Will I wonder “what if?” Possibly. Will I picture our could-have-been wedding and how amazing the food would have been? Yeah. What our kids would have looked like? Sure, wouldn’t be the first time. But that’s okay. I’m going to give myself a hall pass to do all of that because I know that eventually, visualizing the life I would have had with that imaginary Benji Zane—the one who wouldn’t have left me at the altar or been too drunk to hold down dinner or have left me barefoot and pregnant in whatever ramshackle apartment we could afford—will go from being a heartache to a foggy notion of something lost, to plain old silly daydreams of someone who never existed in the first place.

“No rings, okay, Angela? No rings,” I say, flashing my hands front to back like I’m surrendering.

“Thank fucking god. Look, I don’t want details. But I have to ask, is it over?”

“With who?” I need clarification.

“Good question. Let’s start with your zombie ex.”

“It’s handled.” I infuse my voice with that famous fake-it-’til-you-make-it confidence this industry is laced with. But between you and me, we’ll see is probably more appropriate at this point.

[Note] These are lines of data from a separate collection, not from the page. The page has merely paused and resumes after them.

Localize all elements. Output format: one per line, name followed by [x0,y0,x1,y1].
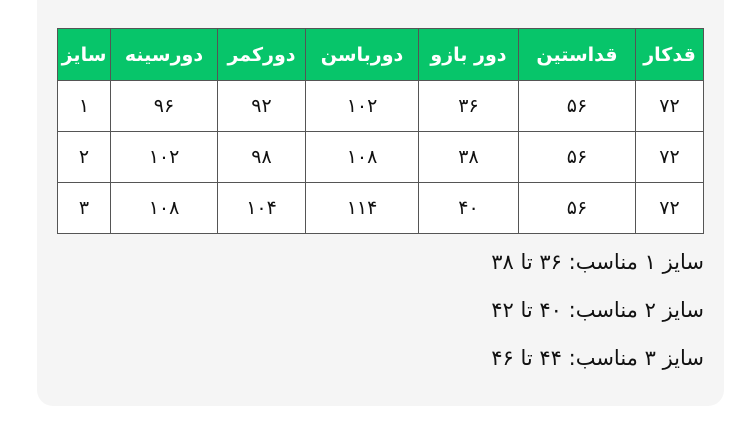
table-cell: ۲ [57,131,111,183]
header-waist: دورکمر [217,28,306,81]
table-row: ۷۲ ۵۶ ۳۸ ۱۰۸ ۹۸ ۱۰۲ ۲ [57,131,704,183]
table-cell: ۱۱۴ [305,182,419,234]
table-row: ۷۲ ۵۶ ۳۶ ۱۰۲ ۹۲ ۹۶ ۱ [57,80,704,132]
header-sleeve: قداستین [518,28,636,81]
table-cell: ۱ [57,80,111,132]
table-cell: ۱۰۸ [305,131,419,183]
table-cell: ۱۰۲ [110,131,218,183]
table-row: ۷۲ ۵۶ ۴۰ ۱۱۴ ۱۰۴ ۱۰۸ ۳ [57,182,704,234]
size-note-3: سایز ۳ مناسب: ۴۴ تا ۴۶ [491,346,704,370]
table-cell: ۷۲ [635,80,704,132]
table-cell: ۷۲ [635,182,704,234]
size-note-2: سایز ۲ مناسب: ۴۰ تا ۴۲ [491,298,704,322]
table-cell: ۵۶ [518,80,636,132]
table-cell: ۳ [57,182,111,234]
header-size: سایز [57,28,111,81]
table-cell: ۹۲ [217,80,306,132]
header-chest: دورسینه [110,28,218,81]
table-cell: ۳۶ [418,80,519,132]
table-cell: ۳۸ [418,131,519,183]
table-cell: ۵۶ [518,182,636,234]
size-notes: سایز ۱ مناسب: ۳۶ تا ۳۸ سایز ۲ مناسب: ۴۰ … [491,240,704,384]
table-cell: ۹۶ [110,80,218,132]
table-cell: ۱۰۴ [217,182,306,234]
size-table: قدکار قداستین دور بازو دورباسن دورکمر دو… [57,28,704,234]
table-cell: ۱۰۲ [305,80,419,132]
table-cell: ۴۰ [418,182,519,234]
table-cell: ۱۰۸ [110,182,218,234]
table-cell: ۷۲ [635,131,704,183]
header-height: قدکار [635,28,704,81]
size-note-1: سایز ۱ مناسب: ۳۶ تا ۳۸ [491,250,704,274]
header-arm: دور بازو [418,28,519,81]
header-hip: دورباسن [305,28,419,81]
table-header-row: قدکار قداستین دور بازو دورباسن دورکمر دو… [57,28,704,81]
table-cell: ۹۸ [217,131,306,183]
table-cell: ۵۶ [518,131,636,183]
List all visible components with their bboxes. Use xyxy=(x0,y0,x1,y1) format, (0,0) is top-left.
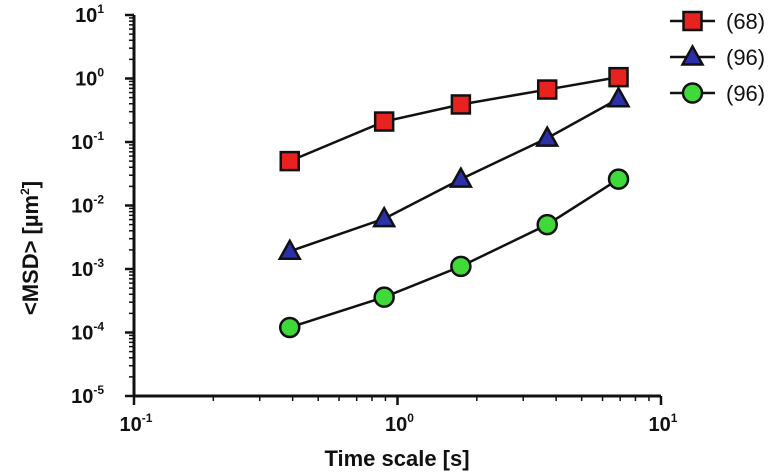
y-tick-base: 10 xyxy=(71,196,93,218)
y-tick-exp: -4 xyxy=(93,320,104,334)
series-1-point xyxy=(608,66,629,88)
series-1-point xyxy=(279,150,300,172)
series-2-point xyxy=(535,125,560,147)
y-tick-base: 10 xyxy=(71,386,93,408)
y-tick-label: 10-3 xyxy=(71,256,104,281)
y-tick-label: 10-5 xyxy=(71,383,104,408)
legend: (68) (96) (96) xyxy=(670,9,765,106)
series-2-point xyxy=(606,85,631,108)
legend-entry: (68) xyxy=(670,9,765,34)
x-tick-label: 100 xyxy=(385,411,414,436)
legend-marker xyxy=(680,43,705,66)
y-tick-exp: -1 xyxy=(93,129,104,143)
series-2-point xyxy=(277,238,302,261)
y-tick-exp: 1 xyxy=(97,2,104,16)
legend-marker xyxy=(682,10,703,32)
series-1-point xyxy=(536,79,558,100)
series-1-point xyxy=(450,94,472,115)
legend-label: (96) xyxy=(726,81,765,106)
y-tick-label: 10-1 xyxy=(71,129,104,154)
x-tick-base: 10 xyxy=(649,414,671,436)
y-axis-title-tail: ] xyxy=(18,181,43,188)
series-3-point xyxy=(450,255,472,278)
x-tick-exp: 0 xyxy=(407,411,414,425)
x-tick-label: 10-1 xyxy=(120,411,153,436)
y-tick-label: 10-2 xyxy=(71,193,104,218)
x-tick-exp: 1 xyxy=(671,411,678,425)
series-2-point xyxy=(448,166,474,188)
series-line-3 xyxy=(289,178,620,329)
y-tick-base: 10 xyxy=(75,69,97,91)
y-axis-title-sup: 2 xyxy=(18,188,32,195)
series-2-point xyxy=(372,205,397,228)
legend-label: (68) xyxy=(726,9,765,34)
x-tick-base: 10 xyxy=(120,414,142,436)
series-line-2 xyxy=(289,97,620,253)
legend-marker xyxy=(681,82,704,104)
x-tick-base: 10 xyxy=(385,414,407,436)
legend-label: (96) xyxy=(726,45,765,70)
y-tick-base: 10 xyxy=(75,5,97,27)
y-tick-label: 10-4 xyxy=(71,320,104,345)
y-tick-base: 10 xyxy=(71,323,93,345)
y-tick-exp: 0 xyxy=(97,66,104,80)
series-3-point xyxy=(373,286,395,308)
y-axis-title-main: <MSD> [µm xyxy=(18,195,43,315)
y-tick-exp: -3 xyxy=(93,256,104,270)
series-1-point xyxy=(373,111,395,132)
x-tick-label: 101 xyxy=(649,411,678,436)
series-line-1 xyxy=(289,75,619,163)
series-3-point xyxy=(607,168,630,190)
legend-entry: (96) xyxy=(670,43,765,70)
y-tick-exp: -2 xyxy=(93,193,104,207)
y-tick-label: 101 xyxy=(75,2,104,27)
y-tick-label: 100 xyxy=(75,66,104,91)
series-3-point xyxy=(278,316,301,339)
x-axis-title: Time scale [s] xyxy=(324,446,469,471)
y-axis-title: <MSD> [µm2] xyxy=(18,181,43,315)
y-tick-base: 10 xyxy=(71,259,93,281)
y-tick-base: 10 xyxy=(71,132,93,154)
y-tick-exp: -5 xyxy=(93,383,104,397)
series-3-point xyxy=(536,213,558,236)
legend-entry: (96) xyxy=(670,81,765,106)
x-tick-exp: -1 xyxy=(142,411,153,425)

“And what about the J-man? TBD?”

“Probably more like PTSD given what he had to see yesterday.”

“Or what the whole city got to see today...” She tilts her computer screen my way. It appears Alexi has funneled a series of intimate paparazzi-style pics of Benji and me to FoodFeed and suddenly there’s an article titled: “Are things heating back up between Zane and Simon?” up on Angela’s monitor.

“God bless it,” I say. “You know what, don’t even forward it to me. I don’t want to know what they’re saying. Let’s just hope Jared doesn’t have access to the internet before I get a chance to tell him I love him.”

“Um. Hey. What’s up. Hello. YOU LOVE JARED???”

Shit. Did I say just that out loud? To Angela?

“I don’t know.” (Spoiler alert: I do.) “Maybe? But either way, it’s a long shot that he’ll ever want to go for this whole situation.” I gesture toward myself from top to bottom.

“Well, if it turns out that it is love, just know that means Rule #77 is out the window. You have my blessing.”

Angela’s blessing is good—no matter what the subject is. But her advice is what I really need.

“So how do I do it, Ang? How do I get this simple, sweet produce guy to pick the bruised apple?”

She slides an arm around my shoulder and our silent accord takes us straight to the espresso machine.

“That, I don’t know. But I do know we need our own reality show on Bravo. Stat.”